# help with my lab



## GOBBLER12 (Apr 5, 2006)

I have 2 yr old yellow lab. I have had several dogs, he is the first I have trained on my own. I could not be more proud of him, but I am having a hard time breaking him of one bad habbit. After he makes a retrieve, he runs past me and makes about a 10 ft circle before he comes to heal. I don't like to shock him with a retreave in mouth, but I am stumped on how to get him to stop. Help.


----------



## HarryWilliams (Nov 2, 2005)

As he approachs you on the return just before he starts the circle, blow a sit whistle. Demand compliance and then whistle him to you. Directly to you. Attach a long rope if needed to ensure the compliance to come or here. I'd be practicing this as a drill with out the retrieve being involved first. Command sit, walk away and call to you. Command sit in front of you. Then command the dog to heel. After this is ingrained then do it with a retrieve. Eventially you can quit sitting the dog in front of you and have them come directly to heel. HPW


----------



## ryanps18 (Jun 23, 2006)

Keep a lead on him and when he attemps to go around grab the lead and reel him in to you. Or when he gets close to you just step in front of him to sort of block him and then have him heel.

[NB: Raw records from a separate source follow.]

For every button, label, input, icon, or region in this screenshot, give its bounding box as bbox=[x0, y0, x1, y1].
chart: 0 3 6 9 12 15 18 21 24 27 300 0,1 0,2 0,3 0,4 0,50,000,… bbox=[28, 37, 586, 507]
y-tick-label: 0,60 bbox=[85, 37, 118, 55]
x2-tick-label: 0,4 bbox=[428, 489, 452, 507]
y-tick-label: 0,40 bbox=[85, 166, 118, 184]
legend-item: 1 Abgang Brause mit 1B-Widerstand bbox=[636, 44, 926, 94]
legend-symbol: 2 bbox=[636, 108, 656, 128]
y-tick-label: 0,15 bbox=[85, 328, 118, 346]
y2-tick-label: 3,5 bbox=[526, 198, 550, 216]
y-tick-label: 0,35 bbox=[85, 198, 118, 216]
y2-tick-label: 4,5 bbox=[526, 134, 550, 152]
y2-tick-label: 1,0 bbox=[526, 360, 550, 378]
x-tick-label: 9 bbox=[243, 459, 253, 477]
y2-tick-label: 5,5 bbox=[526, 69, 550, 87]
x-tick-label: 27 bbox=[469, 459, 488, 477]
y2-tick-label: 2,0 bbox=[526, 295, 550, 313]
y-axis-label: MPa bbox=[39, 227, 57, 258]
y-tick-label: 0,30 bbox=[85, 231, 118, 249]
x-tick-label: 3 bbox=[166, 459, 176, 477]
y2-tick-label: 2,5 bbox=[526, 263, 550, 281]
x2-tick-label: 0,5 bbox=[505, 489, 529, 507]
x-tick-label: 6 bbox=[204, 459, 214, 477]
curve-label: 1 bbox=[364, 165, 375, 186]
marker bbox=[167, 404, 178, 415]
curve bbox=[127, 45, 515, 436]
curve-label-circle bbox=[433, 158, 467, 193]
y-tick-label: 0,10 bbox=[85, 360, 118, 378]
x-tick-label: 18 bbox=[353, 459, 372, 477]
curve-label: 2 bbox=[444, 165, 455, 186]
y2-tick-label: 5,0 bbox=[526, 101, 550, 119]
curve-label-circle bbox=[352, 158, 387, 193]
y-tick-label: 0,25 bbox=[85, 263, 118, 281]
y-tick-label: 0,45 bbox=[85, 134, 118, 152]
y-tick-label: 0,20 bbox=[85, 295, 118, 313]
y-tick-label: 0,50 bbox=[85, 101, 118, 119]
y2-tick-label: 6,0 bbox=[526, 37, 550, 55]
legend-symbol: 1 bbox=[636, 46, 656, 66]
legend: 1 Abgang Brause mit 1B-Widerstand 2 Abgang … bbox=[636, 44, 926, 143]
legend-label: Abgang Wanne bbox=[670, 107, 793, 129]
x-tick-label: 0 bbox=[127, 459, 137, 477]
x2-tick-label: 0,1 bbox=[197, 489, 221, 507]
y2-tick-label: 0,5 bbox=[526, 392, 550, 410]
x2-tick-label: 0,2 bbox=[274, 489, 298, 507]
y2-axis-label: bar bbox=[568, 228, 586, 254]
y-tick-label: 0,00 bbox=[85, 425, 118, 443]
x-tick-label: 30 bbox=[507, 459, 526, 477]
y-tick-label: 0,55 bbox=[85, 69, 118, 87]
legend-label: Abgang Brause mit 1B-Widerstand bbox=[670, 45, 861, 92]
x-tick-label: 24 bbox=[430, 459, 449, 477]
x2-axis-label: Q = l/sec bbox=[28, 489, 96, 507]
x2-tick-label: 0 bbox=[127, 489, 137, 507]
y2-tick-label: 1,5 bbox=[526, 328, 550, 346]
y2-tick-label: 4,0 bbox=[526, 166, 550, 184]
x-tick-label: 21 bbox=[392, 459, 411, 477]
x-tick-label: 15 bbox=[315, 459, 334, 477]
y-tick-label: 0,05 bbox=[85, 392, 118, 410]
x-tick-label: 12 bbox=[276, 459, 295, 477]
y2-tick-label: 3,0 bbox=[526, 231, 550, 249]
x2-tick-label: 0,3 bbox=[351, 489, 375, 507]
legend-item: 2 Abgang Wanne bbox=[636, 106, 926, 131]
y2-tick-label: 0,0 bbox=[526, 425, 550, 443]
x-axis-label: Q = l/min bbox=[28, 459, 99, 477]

I have a springer that does the same thing, now I don't have here heel I just have her hup in front of me, take the bird and then heel her.


----------



## tumblebuck (Feb 17, 2004)

Couple different things you can try:

Start with basic obedience with a bumper in his mouth....no retrieves. Have him sit facing you (bumper or bird in mouth), back up a couple steps, and then heel. Keep him on a check cord and pull him to you, if necessary. Eliminates the "freedom" of a retrieve.

Then advance to short, short retrieves. Keep him on check cord. Throw bumper, fetch, pull him to you, have him sit in front of you and then heel (just like steps before). Once he sits and heels reliably, eliminate the sit step. He'll get the hang of it.

Do you have a heeling stick? If dog is flaring to one side you can step to that direction with the stick extended in your hand. Creates an obstacle that will stop the dogs progress around you. The trick is not to do it too soon so the dog can flare wide and get around. Do it right before he is in reach.


----------



## Goosehunterdog (Jun 12, 2005)

I use the heeling stick and I will also grab the collar as the dog comes past..I also CC to "here" and "heel"


----------



## gonehuntin' (Jul 27, 2006)

that's all good advice and it all will work. Take your pick and be consistent.


----------



## GOBBLER12 (Apr 5, 2006)

Thanks for all the help fellas. It is already working. He had a good idea of what he was supposed to do, just needed a little reminder....

shoot straight.


----------